I think 100 CAN is too much for that iltis. I'd go for an oldie.
If you're about to use the axe for splitting/limbing as well as falling/bucking, I'd probalby bye an axe with a stouter bit than the PERFECT on ebay, so that I could leave one of the bits a bit thicker for splitting and file the other down to meet the angles of falling. Chance is that you'll crack it in a knot otherwise. True temper bought Kelly Works in 1947 and from that on added their logo as well as Kelly on the heads.
The Kelly vulcan is some ax. I have three of them and they're all favourite. The vulcan brand is supposed to be hand-made.
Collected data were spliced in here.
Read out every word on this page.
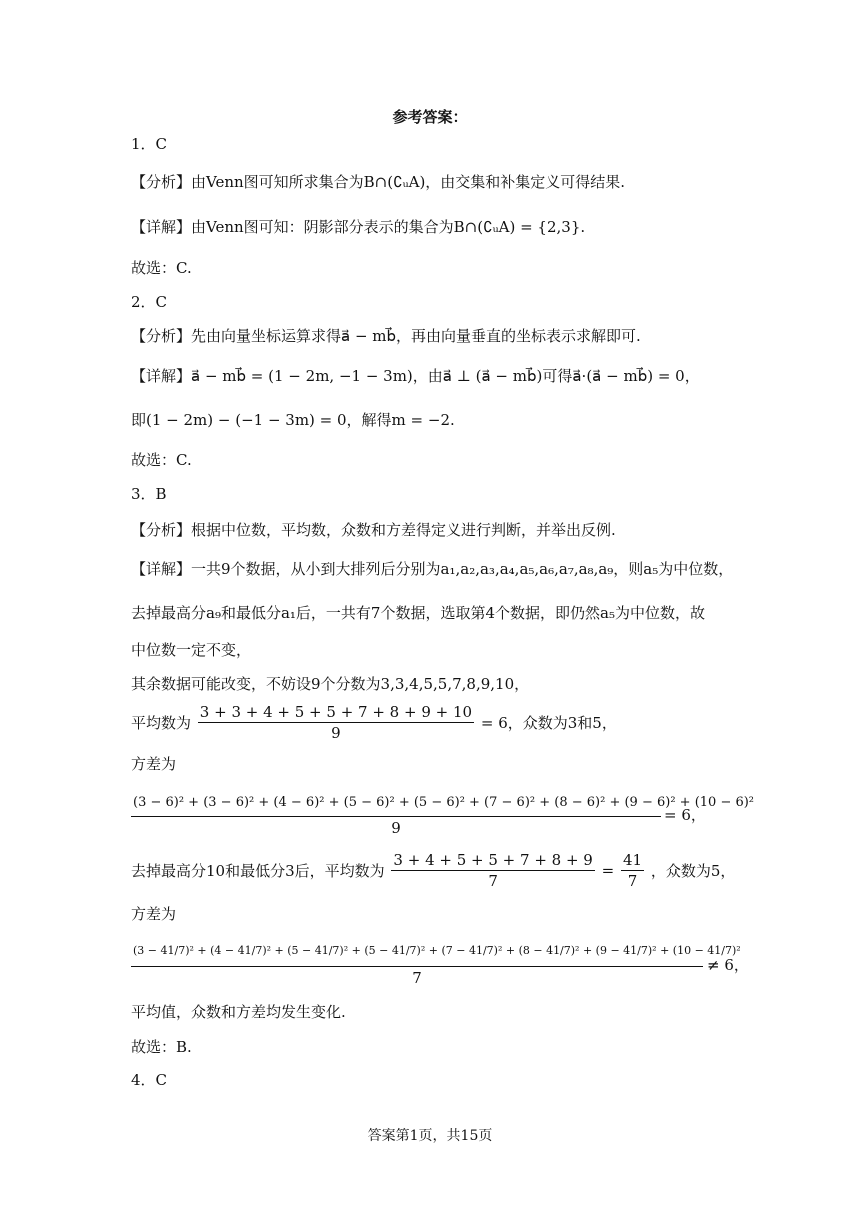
参考答案：
1．C
【分析】由Venn图可知所求集合为B∩(∁ᵤA)，由交集和补集定义可得结果.
【详解】由Venn图可知：阴影部分表示的集合为B∩(∁ᵤA) = {2,3}.
故选：C.
2．C
【分析】先由向量坐标运算求得a⃗ − mb⃗，再由向量垂直的坐标表示求解即可.
【详解】a⃗ − mb⃗ = (1 − 2m, −1 − 3m)，由a⃗ ⊥ (a⃗ − mb⃗)可得a⃗·(a⃗ − mb⃗) = 0，
即(1 − 2m) − (−1 − 3m) = 0，解得m = −2.
故选：C.
3．B
【分析】根据中位数，平均数，众数和方差得定义进行判断，并举出反例.
【详解】一共9个数据，从小到大排列后分别为a₁,a₂,a₃,a₄,a₅,a₆,a₇,a₈,a₉，则a₅为中位数，
去掉最高分a₉和最低分a₁后，一共有7个数据，选取第4个数据，即仍然a₅为中位数，故
中位数一定不变，
其余数据可能改变，不妨设9个分数为3,3,4,5,5,7,8,9,10，
平均数为 $\frac{3 + 3 + 4 + 5 + 5 + 7 + 8 + 9 + 10}{9} = 6$，众数为3和5，
方差为
(3 − 6)² + (3 − 6)² + (4 − 6)² + (5 − 6)² + (5 − 6)² + (7 − 6)² + (8 − 6)² + (9 − 6)² + (10 − 6)²
9
= 6，
去掉最高分10和最低分3后，平均数为 $\frac{3 + 4 + 5 + 5 + 7 + 8 + 9}{7} = \frac{41}{7}$ ，众数为5，
方差为
(3 − 41/7)² + (4 − 41/7)² + (5 − 41/7)² + (5 − 41/7)² + (7 − 41/7)² + (8 − 41/7)² + (9 − 41/7)² + (10 − 41/7)²
7
≠ 6，
平均值，众数和方差均发生变化.
故选：B.
4．C
答案第1页，共15页
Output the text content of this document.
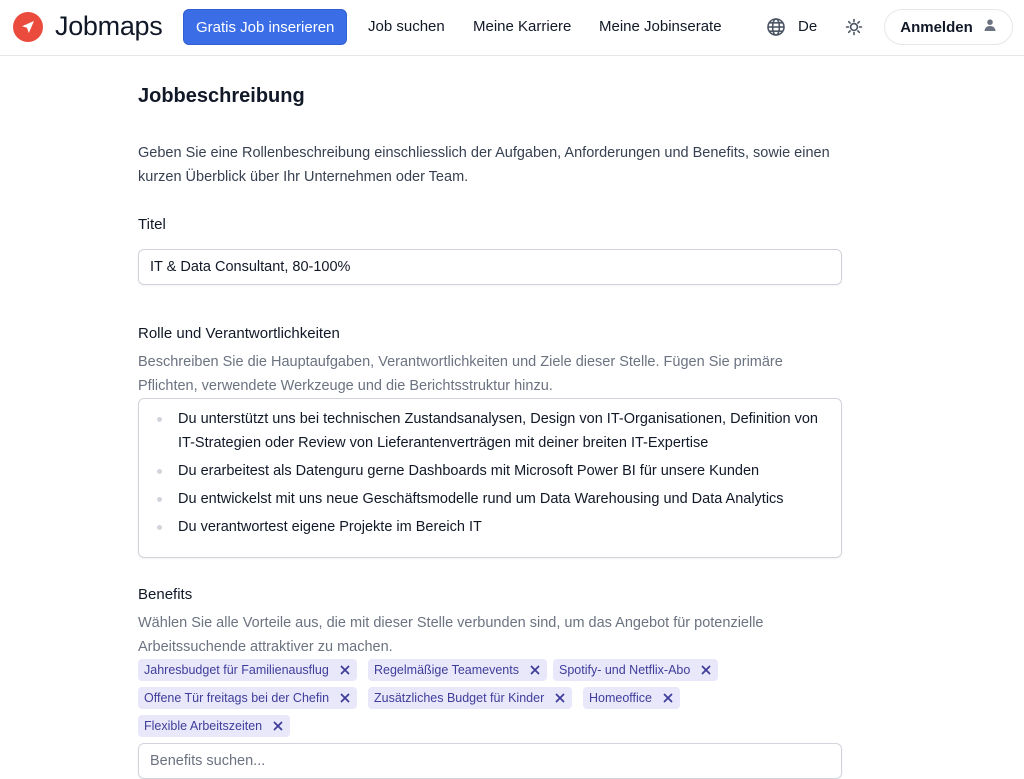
Jobmaps	Gratis Job inserieren	Job suchen Meine Karriere Meine Jobinserate	De	Anmelden
Jobbeschreibung

Geben Sie eine Rollenbeschreibung einschliesslich der Aufgaben, Anforderungen und Benefits, sowie einen kurzen Überblick über Ihr Unternehmen oder Team.

Titel
IT & Data Consultant, 80-100%
Rolle und Verantwortlichkeiten

Beschreiben Sie die Hauptaufgaben, Verantwortlichkeiten und Ziele dieser Stelle. Fügen Sie primäre Pflichten, verwendete Werkzeuge und die Berichtsstruktur hinzu.

Du unterstützt uns bei technischen Zustandsanalysen, Design von IT-Organisationen, Definition von IT-Strategien oder Review von Lieferantenverträgen mit deiner breiten IT-Expertise
Du erarbeitest als Datenguru gerne Dashboards mit Microsoft Power BI für unsere Kunden
Du entwickelst mit uns neue Geschäftsmodelle rund um Data Warehousing und Data Analytics
Du verantwortest eigene Projekte im Bereich IT
Benefits

Wählen Sie alle Vorteile aus, die mit dieser Stelle verbunden sind, um das Angebot für potenzielle Arbeitssuchende attraktiver zu machen.

Jahresbudget für Familienausflug	Regelmäßige Teamevents	Spotify- und Netflix-Abo
Offene Tür freitags bei der Chefin	Zusätzliches Budget für Kinder	Homeoffice
Flexible Arbeitszeiten
Benefits suchen...
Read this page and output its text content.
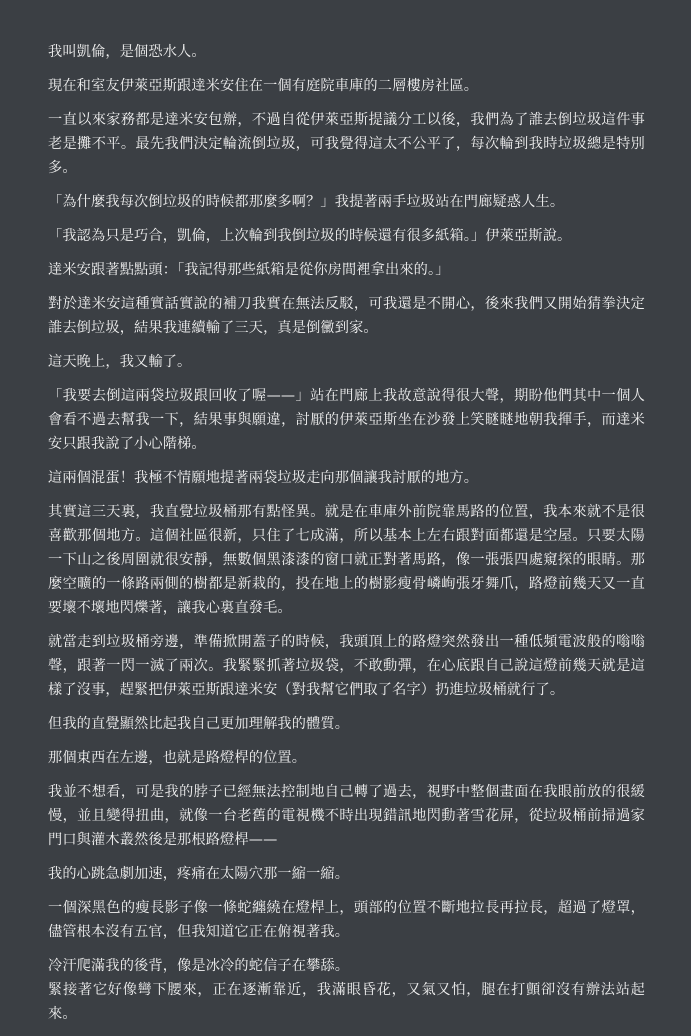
我叫凱倫，是個恐水人。

現在和室友伊萊亞斯跟達米安住在一個有庭院車庫的二層樓房社區。

一直以來家務都是達米安包辦，不過自從伊萊亞斯提議分工以後，我們為了誰去倒垃圾這件事老是攤不平。最先我們決定輪流倒垃圾，可我覺得這太不公平了，每次輪到我時垃圾總是特別多。

「為什麼我每次倒垃圾的時候都那麼多啊？」我提著兩手垃圾站在門廊疑惑人生。

「我認為只是巧合，凱倫，上次輪到我倒垃圾的時候還有很多紙箱。」伊萊亞斯說。

達米安跟著點點頭：「我記得那些紙箱是從你房間裡拿出來的。」

對於達米安這種實話實說的補刀我實在無法反駁，可我還是不開心，後來我們又開始猜拳決定誰去倒垃圾，結果我連續輸了三天，真是倒黴到家。

這天晚上，我又輸了。

「我要去倒這兩袋垃圾跟回收了喔——」站在門廊上我故意說得很大聲，期盼他們其中一個人會看不過去幫我一下，結果事與願違，討厭的伊萊亞斯坐在沙發上笑瞇瞇地朝我揮手，而達米安只跟我說了小心階梯。

這兩個混蛋！我極不情願地提著兩袋垃圾走向那個讓我討厭的地方。

其實這三天裏，我直覺垃圾桶那有點怪異。就是在車庫外前院靠馬路的位置，我本來就不是很喜歡那個地方。這個社區很新，只住了七成滿，所以基本上左右跟對面都還是空屋。只要太陽一下山之後周圍就很安靜，無數個黑漆漆的窗口就正對著馬路，像一張張四處窺探的眼睛。那麼空曠的一條路兩側的樹都是新栽的，投在地上的樹影瘦骨嶙峋張牙舞爪，路燈前幾天又一直要壞不壞地閃爍著，讓我心裏直發毛。

就當走到垃圾桶旁邊，準備掀開蓋子的時候，我頭頂上的路燈突然發出一種低頻電波般的嗡嗡聲，跟著一閃一滅了兩次。我緊緊抓著垃圾袋，不敢動彈，在心底跟自己說這燈前幾天就是這樣了沒事，趕緊把伊萊亞斯跟達米安（對我幫它們取了名字）扔進垃圾桶就行了。

但我的直覺顯然比起我自己更加理解我的體質。

那個東西在左邊，也就是路燈桿的位置。

我並不想看，可是我的脖子已經無法控制地自己轉了過去，視野中整個畫面在我眼前放的很緩慢，並且變得扭曲，就像一台老舊的電視機不時出現錯訊地閃動著雪花屏，從垃圾桶前掃過家門口與灌木叢然後是那根路燈桿——

我的心跳急劇加速，疼痛在太陽穴那一縮一縮。

一個深黑色的瘦長影子像一條蛇纏繞在燈桿上，頭部的位置不斷地拉長再拉長，超過了燈罩，儘管根本沒有五官，但我知道它正在俯視著我。

冷汗爬滿我的後背，像是冰冷的蛇信子在攀舔。

緊接著它好像彎下腰來，正在逐漸靠近，我滿眼昏花，又氣又怕，腿在打顫卻沒有辦法站起來。
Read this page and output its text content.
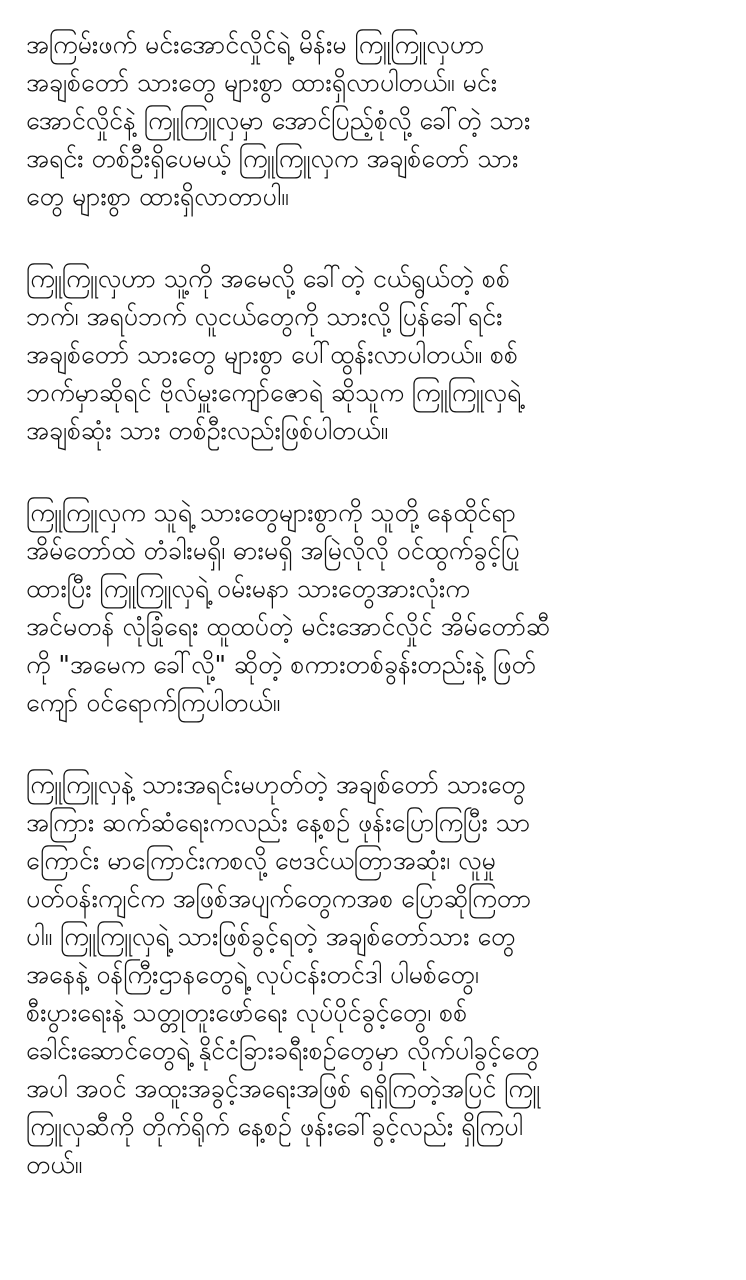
အကြမ်းဖက် မင်းအောင်လှိုင်ရဲ့ မိန်းမ ကြူကြူလှဟာ
အချစ်တော် သားတွေ များစွာ ထားရှိလာပါတယ်။ မင်း
အောင်လှိုင်နဲ့ ကြူကြူလှမှာ အောင်ပြည့်စုံလို့ ခေါ်တဲ့ သား
အရင်း တစ်ဦးရှိပေမယ့် ကြူကြူလှက အချစ်တော် သား
တွေ များစွာ ထားရှိလာတာပါ။
ကြူကြူလှဟာ သူ့ကို အမေလို့ ခေါ်တဲ့ ငယ်ရွယ်တဲ့ စစ်
ဘက်၊ အရပ်ဘက် လူငယ်တွေကို သားလို့ ပြန်ခေါ်ရင်း
အချစ်တော် သားတွေ များစွာ ပေါ်ထွန်းလာပါတယ်။ စစ်
ဘက်မှာဆိုရင် ဗိုလ်မှူးကျော်ဇောရဲ ဆိုသူက ကြူကြူလှရဲ့
အချစ်ဆုံး သား တစ်ဦးလည်းဖြစ်ပါတယ်။
ကြူကြူလှက သူရဲ့ သားတွေများစွာကို သူတို့ နေထိုင်ရာ
အိမ်တော်ထဲ တံခါးမရှိ၊ ဓားမရှိ အမြဲလိုလို ဝင်ထွက်ခွင့်ပြု
ထားပြီး ကြူကြူလှရဲ့ ဝမ်းမနာ သားတွေအားလုံးက
အင်မတန် လုံခြုံရေး ထူထပ်တဲ့ မင်းအောင်လှိုင် အိမ်တော်ဆီ
ကို "အမေက ခေါ်လို့" ဆိုတဲ့ စကားတစ်ခွန်းတည်းနဲ့ ဖြတ်
ကျော် ဝင်ရောက်ကြပါတယ်။
ကြူကြူလှနဲ့ သားအရင်းမဟုတ်တဲ့ အချစ်တော် သားတွေ
အကြား ဆက်ဆံရေးကလည်း နေ့စဉ် ဖုန်းပြောကြပြီး သာ
ကြောင်း မာကြောင်းကစလို့ ဗေဒင်ယတြာအဆုံး၊ လူမှု
ပတ်ဝန်းကျင်က အဖြစ်အပျက်တွေကအစ ပြောဆိုကြတာ
ပါ။ ကြူကြူလှရဲ့ သားဖြစ်ခွင့်ရတဲ့ အချစ်တော်သား တွေ
အနေနဲ့ ဝန်ကြီးဌာနတွေရဲ့ လုပ်ငန်းတင်ဒါ ပါမစ်တွေ၊
စီးပွားရေးနဲ့ သတ္တုတူးဖော်ရေး လုပ်ပိုင်ခွင့်တွေ၊ စစ်
ခေါင်းဆောင်တွေရဲ့ နိုင်ငံခြားခရီးစဉ်တွေမှာ လိုက်ပါခွင့်တွေ
အပါ အဝင် အထူးအခွင့်အရေးအဖြစ် ရရှိကြတဲ့အပြင် ကြူ
ကြူလှဆီကို တိုက်ရိုက် နေ့စဉ် ဖုန်းခေါ်ခွင့်လည်း ရှိကြပါ
တယ်။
One of Kelly's higher quality brands.

/Ola

SasquatchMan

Ola, that Iltis looks better in real life than it does in the picture - the angle or lens distortion makes it look fatter than it really is.  Scott, it's worth a try - if it's no good, take it back and tell em.
Senior Member?  That's funny.

qatanlison

I bet it's a fine axe, I just have something against axes that are painted; Makes me think they're covering up for something...
Here's another idea for Scott; Buy one Iltis and one oldie from ebay - make the comparison yourself - It's very hard to judge an axe from a picture as SasquatchMan points out.

/Ola

SasquatchMan

All a guy can do is try a few tools - costs a bit of cash, but at the end of the day, you get what you want. :)
Senior Member?  That's funny.

Scott

 Hi guys. i was doing some ice fishing last night so i didn't get on to post. I like qatanilson's suggestion to try one of each, i might just do that. It would be nice if Gransfors would start making some of the heavier patterns agian. I think they used to go by GBA didn't they? I see axes by that name on ebay once in awhile and they don't look bad.

qatanlison

GBA is short for Gränsfors Bruks AB (Gränsfors Bruks Inc.)
I think in the 40:ies they made some doublebits solely for export to USA. I think they discontinued their American Felling axe, too bad, but I suspect they're up to something new...
GBA is the best axe-maker in the world today and I'm not being partial but, as you point out - they make their axes too small. I've been in contact with them telling them that a bigger model would sell very well, the germans would go crazy for example - and I suspect so would the rest of us... I'm about to help them out, giving them some ideas - there is a lack of knowledge of the bigger ax-patterns here, until now that is...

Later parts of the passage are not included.